Beberapa tips mengelola media sosial parpol ala digital marketer lantas dijabarkan Farid (halo para kader, tolong ini dicatat). Tujuannya untuk bisa mengubah orang yang semula hanya aware sama keberadaan parpol, menjadi lebih tertarik memilih.
Pertama, konten harus berpusat pada pemilih, atau istilah marketingnya customer-centric. Dalam konteks menggaet pemilih muda, mereka harus paham keinginan generasi ini.

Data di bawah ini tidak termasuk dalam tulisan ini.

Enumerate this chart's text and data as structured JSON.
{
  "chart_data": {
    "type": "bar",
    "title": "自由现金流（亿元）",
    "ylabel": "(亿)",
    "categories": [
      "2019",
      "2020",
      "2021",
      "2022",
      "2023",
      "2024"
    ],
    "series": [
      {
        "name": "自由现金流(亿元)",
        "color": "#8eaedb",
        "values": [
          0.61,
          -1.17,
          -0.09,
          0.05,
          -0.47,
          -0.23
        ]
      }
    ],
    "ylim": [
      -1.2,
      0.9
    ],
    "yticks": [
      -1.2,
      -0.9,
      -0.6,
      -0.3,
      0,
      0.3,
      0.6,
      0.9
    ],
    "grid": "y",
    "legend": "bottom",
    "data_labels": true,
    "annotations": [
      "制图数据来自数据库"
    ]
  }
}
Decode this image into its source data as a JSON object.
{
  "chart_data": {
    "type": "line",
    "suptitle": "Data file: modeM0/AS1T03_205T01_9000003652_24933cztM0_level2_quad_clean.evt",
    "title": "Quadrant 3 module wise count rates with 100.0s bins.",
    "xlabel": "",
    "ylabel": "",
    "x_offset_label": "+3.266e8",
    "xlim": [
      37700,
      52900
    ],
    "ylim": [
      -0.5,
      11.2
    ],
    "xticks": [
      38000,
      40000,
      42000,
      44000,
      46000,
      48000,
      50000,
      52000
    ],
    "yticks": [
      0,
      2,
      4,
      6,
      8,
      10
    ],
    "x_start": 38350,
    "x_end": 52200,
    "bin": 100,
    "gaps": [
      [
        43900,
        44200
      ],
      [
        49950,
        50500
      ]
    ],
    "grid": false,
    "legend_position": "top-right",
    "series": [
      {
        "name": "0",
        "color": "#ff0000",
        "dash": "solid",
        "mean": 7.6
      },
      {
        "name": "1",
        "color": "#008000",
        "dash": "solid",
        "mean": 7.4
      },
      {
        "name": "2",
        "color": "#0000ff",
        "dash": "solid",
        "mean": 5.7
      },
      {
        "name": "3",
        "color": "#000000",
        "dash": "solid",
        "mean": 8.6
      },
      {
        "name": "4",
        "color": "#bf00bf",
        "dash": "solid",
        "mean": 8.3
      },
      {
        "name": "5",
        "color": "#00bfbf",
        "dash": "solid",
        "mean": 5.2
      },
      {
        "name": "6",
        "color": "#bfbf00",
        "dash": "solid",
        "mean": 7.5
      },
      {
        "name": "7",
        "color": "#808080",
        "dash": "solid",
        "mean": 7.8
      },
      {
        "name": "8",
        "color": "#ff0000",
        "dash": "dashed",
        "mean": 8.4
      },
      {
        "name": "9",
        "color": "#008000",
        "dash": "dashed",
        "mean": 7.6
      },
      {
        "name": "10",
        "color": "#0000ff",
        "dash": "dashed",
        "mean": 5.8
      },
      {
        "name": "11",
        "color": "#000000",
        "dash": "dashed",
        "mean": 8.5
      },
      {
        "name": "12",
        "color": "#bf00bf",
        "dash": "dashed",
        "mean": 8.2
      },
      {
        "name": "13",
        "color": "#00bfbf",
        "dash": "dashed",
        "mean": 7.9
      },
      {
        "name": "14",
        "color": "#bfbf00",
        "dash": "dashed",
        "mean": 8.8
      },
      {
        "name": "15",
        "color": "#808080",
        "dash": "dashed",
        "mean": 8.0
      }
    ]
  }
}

“Partai, sebagai sebuah brand, harus ngerti dulu kebutuhan dan keinginan, kegelisahan dan hasrat para anak muda ini sehingga bisa ngasih penawaran yang relatable. Misalnya, isu krusial macam dunia kerja seperti work-life balance, literasi finansial seperti dana darurat atau perumahan terjangkau, kekerasan seksual, itu harus ditangkap parpol dalam konten untuk memberikan penawaran ‘kalau kalian memilih partai saya, saya akan memperjuangkan hal tersebut’. Itu kan sangat relate, jangan sekadar joget-joget,” tambah Farid.
Tips kedua, parpol harus bisa menjadi fasilitator anak muda. Dalam konteks media sosial, parpol bisa menjabarkan solusi dari isu-isu tersebut. “Jangan cuma cari suara, tapi juga fasilitasi, menjadi enabler. [Media sosial parpol] bisa jadi wahana audiens saling berinteraksi dan membicarakan solusi permasalahan anak muda. Jadikan audiens sebagai anggota komunitas, bangun kedekatan. Marketing itu bukan tentang selling, tapi facilitating.”
Ketiga, dan yang terpenting, medsos parpol seharusnya menunjukkan autentisitas parpol tersebut. “Poin penting dari marketing itu membuat diferensiasi. Customer-centric itu wajib, tapi harus membedakan diri dari partai lain, keluar dari jebakan komodifikasi. Kalau semua menawarkan hal sama, audiens malah tambah bingung milihnya. Konten TikTok joget-joget itu ternyata semua parpol melakukannya kan? Kalau sudah sama, maka butuh konten-konten lain yang lebih mengedukasi, atau mengadvokasi [isu-isu anak muda],” tutup Farid.